Bugün bizim nasıl bir ilişkimiz var? Shen Qiao’nun ağzının kenarı seğirdi, karşı tarafın bitmek tükenmek bilmeyen sözlerine zar zor tahammül etti. Eğer karşı çıkmasına engel olamasaydı onu bekleyen on binlerce bilmiş cümleyle karşılaşacaktı.


Kendi kendine birkaç defa “ne olursa olsun her şeyin bir mantığı var”  diye tekrarladı.  "Geç oluyor, Shiwu ve Qilang’ın kılıç derslerine rehberlik etmeliyim.” dedi.

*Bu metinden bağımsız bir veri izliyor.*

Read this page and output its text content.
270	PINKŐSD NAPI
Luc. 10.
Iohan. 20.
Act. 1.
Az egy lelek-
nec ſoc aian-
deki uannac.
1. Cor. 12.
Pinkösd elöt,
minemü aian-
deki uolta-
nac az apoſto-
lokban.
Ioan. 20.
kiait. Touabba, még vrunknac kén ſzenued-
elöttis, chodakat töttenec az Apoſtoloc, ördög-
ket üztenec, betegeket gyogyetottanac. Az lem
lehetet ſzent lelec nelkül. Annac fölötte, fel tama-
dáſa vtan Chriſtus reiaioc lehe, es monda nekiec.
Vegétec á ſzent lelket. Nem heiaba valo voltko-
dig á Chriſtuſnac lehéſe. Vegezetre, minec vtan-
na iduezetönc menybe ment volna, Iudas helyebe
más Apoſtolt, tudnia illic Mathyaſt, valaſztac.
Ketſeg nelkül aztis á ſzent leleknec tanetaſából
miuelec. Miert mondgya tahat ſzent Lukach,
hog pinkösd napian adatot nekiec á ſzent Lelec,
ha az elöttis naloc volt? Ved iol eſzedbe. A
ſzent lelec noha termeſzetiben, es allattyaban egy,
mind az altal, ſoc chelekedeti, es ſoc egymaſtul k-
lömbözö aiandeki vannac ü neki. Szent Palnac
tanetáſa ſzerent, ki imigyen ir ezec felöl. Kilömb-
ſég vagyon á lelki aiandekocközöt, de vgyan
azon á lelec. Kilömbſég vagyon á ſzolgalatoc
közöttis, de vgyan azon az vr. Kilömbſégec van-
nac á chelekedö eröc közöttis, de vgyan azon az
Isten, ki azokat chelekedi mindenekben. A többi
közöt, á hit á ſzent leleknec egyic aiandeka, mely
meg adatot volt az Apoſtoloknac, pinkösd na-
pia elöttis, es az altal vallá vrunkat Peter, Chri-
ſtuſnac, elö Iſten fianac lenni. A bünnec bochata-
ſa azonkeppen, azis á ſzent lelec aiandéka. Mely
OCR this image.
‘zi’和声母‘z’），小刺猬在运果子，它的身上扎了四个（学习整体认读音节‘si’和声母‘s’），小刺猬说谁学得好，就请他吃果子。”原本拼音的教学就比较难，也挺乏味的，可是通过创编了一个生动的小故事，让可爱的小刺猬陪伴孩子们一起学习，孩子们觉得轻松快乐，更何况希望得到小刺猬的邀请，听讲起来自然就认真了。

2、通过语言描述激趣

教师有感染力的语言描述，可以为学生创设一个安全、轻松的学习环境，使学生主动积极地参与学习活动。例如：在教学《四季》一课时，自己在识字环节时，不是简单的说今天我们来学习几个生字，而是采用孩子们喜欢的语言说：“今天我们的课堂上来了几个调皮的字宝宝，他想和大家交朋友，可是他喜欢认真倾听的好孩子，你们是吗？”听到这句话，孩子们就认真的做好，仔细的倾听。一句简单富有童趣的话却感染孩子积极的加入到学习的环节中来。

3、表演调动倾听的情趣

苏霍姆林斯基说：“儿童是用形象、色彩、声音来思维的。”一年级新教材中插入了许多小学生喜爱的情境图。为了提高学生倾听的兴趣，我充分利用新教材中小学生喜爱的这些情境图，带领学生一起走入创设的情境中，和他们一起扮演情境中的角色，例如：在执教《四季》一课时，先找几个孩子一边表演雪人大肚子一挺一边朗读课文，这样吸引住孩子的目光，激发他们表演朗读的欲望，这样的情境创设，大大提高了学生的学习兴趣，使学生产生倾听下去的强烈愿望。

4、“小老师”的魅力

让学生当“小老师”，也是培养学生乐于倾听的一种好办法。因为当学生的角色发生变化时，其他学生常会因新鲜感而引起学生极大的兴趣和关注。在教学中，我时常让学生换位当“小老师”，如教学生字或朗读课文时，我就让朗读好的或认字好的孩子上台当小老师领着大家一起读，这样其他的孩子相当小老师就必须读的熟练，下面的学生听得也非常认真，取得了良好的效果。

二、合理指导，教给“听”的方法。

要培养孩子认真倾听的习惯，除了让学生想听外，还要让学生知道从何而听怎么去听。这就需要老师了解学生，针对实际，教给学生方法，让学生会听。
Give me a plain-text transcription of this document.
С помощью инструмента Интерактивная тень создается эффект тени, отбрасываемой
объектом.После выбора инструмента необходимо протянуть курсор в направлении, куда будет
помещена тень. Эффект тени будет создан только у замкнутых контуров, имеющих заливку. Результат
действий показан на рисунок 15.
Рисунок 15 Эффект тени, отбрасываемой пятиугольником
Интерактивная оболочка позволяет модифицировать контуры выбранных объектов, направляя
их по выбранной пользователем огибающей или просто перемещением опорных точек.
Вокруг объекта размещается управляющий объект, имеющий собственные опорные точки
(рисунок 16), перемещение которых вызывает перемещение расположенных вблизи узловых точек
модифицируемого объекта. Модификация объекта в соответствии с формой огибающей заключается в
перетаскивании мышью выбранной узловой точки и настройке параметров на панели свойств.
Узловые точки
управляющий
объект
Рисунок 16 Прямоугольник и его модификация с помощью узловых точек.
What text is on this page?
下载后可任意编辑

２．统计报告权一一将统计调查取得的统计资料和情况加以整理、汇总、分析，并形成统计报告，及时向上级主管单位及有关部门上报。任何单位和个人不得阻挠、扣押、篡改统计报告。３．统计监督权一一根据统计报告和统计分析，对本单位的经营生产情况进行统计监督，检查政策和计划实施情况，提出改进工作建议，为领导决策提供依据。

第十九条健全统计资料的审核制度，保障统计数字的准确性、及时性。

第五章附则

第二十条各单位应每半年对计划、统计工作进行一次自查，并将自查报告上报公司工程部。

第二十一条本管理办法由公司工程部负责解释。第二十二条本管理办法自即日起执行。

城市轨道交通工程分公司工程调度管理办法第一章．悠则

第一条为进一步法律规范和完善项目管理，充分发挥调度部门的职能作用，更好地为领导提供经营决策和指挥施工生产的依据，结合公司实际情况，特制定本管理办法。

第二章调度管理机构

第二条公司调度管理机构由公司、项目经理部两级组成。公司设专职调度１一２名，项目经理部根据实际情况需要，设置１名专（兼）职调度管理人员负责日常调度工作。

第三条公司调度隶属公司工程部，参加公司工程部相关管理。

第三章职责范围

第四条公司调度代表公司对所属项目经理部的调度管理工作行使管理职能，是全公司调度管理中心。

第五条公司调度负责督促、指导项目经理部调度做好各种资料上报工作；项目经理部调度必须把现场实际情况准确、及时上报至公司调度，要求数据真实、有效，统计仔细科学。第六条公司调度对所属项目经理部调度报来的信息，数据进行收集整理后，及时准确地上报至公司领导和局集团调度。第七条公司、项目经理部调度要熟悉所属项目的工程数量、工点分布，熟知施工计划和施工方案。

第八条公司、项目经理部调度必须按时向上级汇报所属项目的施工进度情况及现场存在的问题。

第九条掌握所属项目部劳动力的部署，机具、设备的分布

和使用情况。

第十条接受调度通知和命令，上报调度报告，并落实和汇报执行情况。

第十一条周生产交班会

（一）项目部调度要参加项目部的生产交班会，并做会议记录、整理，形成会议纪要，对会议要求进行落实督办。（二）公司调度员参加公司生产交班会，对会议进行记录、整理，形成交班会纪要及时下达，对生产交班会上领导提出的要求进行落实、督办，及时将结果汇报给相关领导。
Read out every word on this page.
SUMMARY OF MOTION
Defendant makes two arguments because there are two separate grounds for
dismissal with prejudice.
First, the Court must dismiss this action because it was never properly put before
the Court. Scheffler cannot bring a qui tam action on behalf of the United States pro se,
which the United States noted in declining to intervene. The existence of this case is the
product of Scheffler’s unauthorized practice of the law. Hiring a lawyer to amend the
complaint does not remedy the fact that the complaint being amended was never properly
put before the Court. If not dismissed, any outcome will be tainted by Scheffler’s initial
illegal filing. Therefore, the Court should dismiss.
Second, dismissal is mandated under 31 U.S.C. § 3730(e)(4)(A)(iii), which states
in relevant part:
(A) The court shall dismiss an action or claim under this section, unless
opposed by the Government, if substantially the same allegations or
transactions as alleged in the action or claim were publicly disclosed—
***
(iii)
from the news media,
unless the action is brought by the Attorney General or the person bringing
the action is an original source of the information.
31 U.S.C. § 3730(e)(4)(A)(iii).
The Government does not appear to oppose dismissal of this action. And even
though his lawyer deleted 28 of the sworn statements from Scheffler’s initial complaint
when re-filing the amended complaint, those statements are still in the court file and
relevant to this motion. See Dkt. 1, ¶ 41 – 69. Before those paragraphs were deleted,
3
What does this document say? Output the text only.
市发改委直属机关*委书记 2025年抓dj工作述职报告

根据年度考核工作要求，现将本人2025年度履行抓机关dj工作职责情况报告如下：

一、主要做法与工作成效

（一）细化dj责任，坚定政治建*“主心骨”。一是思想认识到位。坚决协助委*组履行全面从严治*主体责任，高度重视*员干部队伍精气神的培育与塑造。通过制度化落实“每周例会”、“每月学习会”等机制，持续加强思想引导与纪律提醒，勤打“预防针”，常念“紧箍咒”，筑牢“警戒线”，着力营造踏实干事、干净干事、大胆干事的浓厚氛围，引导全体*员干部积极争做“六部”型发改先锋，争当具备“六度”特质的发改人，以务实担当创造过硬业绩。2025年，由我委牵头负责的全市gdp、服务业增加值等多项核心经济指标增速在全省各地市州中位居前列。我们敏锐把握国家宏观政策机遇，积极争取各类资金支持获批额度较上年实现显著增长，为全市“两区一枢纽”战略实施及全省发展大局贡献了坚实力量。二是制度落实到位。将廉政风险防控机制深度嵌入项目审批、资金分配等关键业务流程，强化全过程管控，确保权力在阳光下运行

Dağın tepesinden arka arkaya iki kişi indi. Öndeki aceleci ve arkadaki sakindi. Arkada olan ne çok yakın ne de uzaktı. Aralarında beş adımlık mesafe vardı. Şu anki ilişkilerinin durumu gibi…


 Masumiyet ve muğlaklık arasında nilüferin kökleri kopmuş, geriye yalnızca bir lif kalmıştı. Dile getirmek istemiş ancak vazgeçmişti.


[nilüferin kökleri kopmuş, geriye yalnızca bir lif kalmıştı: ilişkinin yüzeyde kopmuş gibi görünsede devam ettiği anlamındadır.

dile getirmek isteyip vazgeçmek: duyguların karmaşık ve ifade edilmesinin zor olması  ]


Shen Qiao, Bixia Tarikatı'nın arka bahçesine döndüğünde kapıda duran bir adam gördü. Diğer kişi belli ki Shen Qiao'nun uzaktan geldiğini görmüş ve yaklaşmıştı. Genç ve soğuk yüzü, Zhao Chiying'in önünde bile ortaya çıkmamış bir gülümsemeyi ortaya çıkardı.


"Taoist Kardeş Shen, uzun zamandır görüşmüyoruz" dedi.